Introduction: The prevalence of thromboembolism (VTE) in cardiac amyloidosis (CA) is not well defined. Additionally, there is no risk stratification tool to identify CA subjects at risk for VTE to guide prophylactic treatment. We sought to identify the prevalence of VTE in CA and to develop a model to predict VTE in this population. Methods: A total of 150 subjects from two academic centers with confirmed CA (69±11years, 56% male, 58% AL-CA), and no history of VTE, atrial arrhythmia or anticoagulation use were included. The primary endpoint was DVT, pulmonary embolism or right atrial thrombi (RA). The LASSO technique was used to evaluate nearly 50 potential clinical and echocardiographic covariates in order to develop a multivariable model for predicting VTE. The subjects were randomly divided in a proportion of 70:30 into training and testing dataset. The diagnostic performance of the model was assessed by calculating the AUC of a ROC curve. Results: Thirty-two subjects (21%) developed VTE after CA diagnosis (18 DVT, 3 RA thrombus, 11 in multiple concurrent locations). The majority occurred within one year of the echocardiogram (78%). Multivariable analysis revealed four variables independently predictive of VTE (p<0.05), based on the regularization parameter (lambda=0.08).
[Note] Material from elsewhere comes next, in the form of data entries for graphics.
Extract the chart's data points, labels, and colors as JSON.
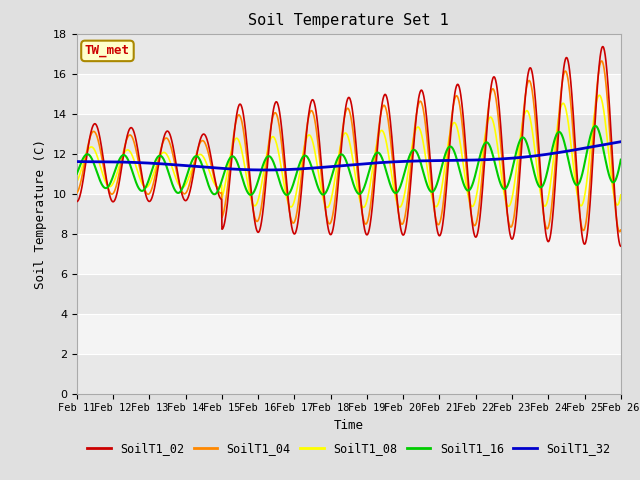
{
  "title": "Soil Temperature Set 1",
  "xlabel": "Time",
  "ylabel": "Soil Temperature (C)",
  "annotation": "TW_met",
  "ylim": [
    0,
    18
  ],
  "yticks": [
    0,
    2,
    4,
    6,
    8,
    10,
    12,
    14,
    16,
    18
  ],
  "x_tick_labels": [
    "Feb 11",
    "Feb 12",
    "Feb 13",
    "Feb 14",
    "Feb 15",
    "Feb 16",
    "Feb 17",
    "Feb 18",
    "Feb 19",
    "Feb 20",
    "Feb 21",
    "Feb 22",
    "Feb 23",
    "Feb 24",
    "Feb 25",
    "Feb 26"
  ],
  "colors": {
    "SoilT1_02": "#cc0000",
    "SoilT1_04": "#ff8800",
    "SoilT1_08": "#ffff00",
    "SoilT1_16": "#00cc00",
    "SoilT1_32": "#0000cc"
  },
  "bg_color": "#e0e0e0",
  "plot_bg": "#f0f0f0",
  "grid_color": "#ffffff",
  "annotation_box_color": "#ffffcc",
  "annotation_border_color": "#aa8800",
  "annotation_text_color": "#cc0000",
  "linewidth_thin": 1.2,
  "linewidth_green": 1.5,
  "linewidth_blue": 2.0
}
VTE was more likely in the presence of liver disease or alcohol abuse, end-stage renal disease, increased LA volume and lower TAPSE. The model had excellent discrimination (AUC=0.823) (Panels A-B) and when applied to the test set an accuracy of 84.4%. The nomogram that can be used to predict the probability of VTE in CA using the covariates identified is illustrated on Panel C. Conclusions: High prevalence of VTE was identified in CA. The developed clinical and echocardiographic risk scheme is user-friendly and has the potential to identify patients with CA at high risk for VTE. It remains to be determined if pre-emptive anticoagulation in this higher risk group might be beneficial.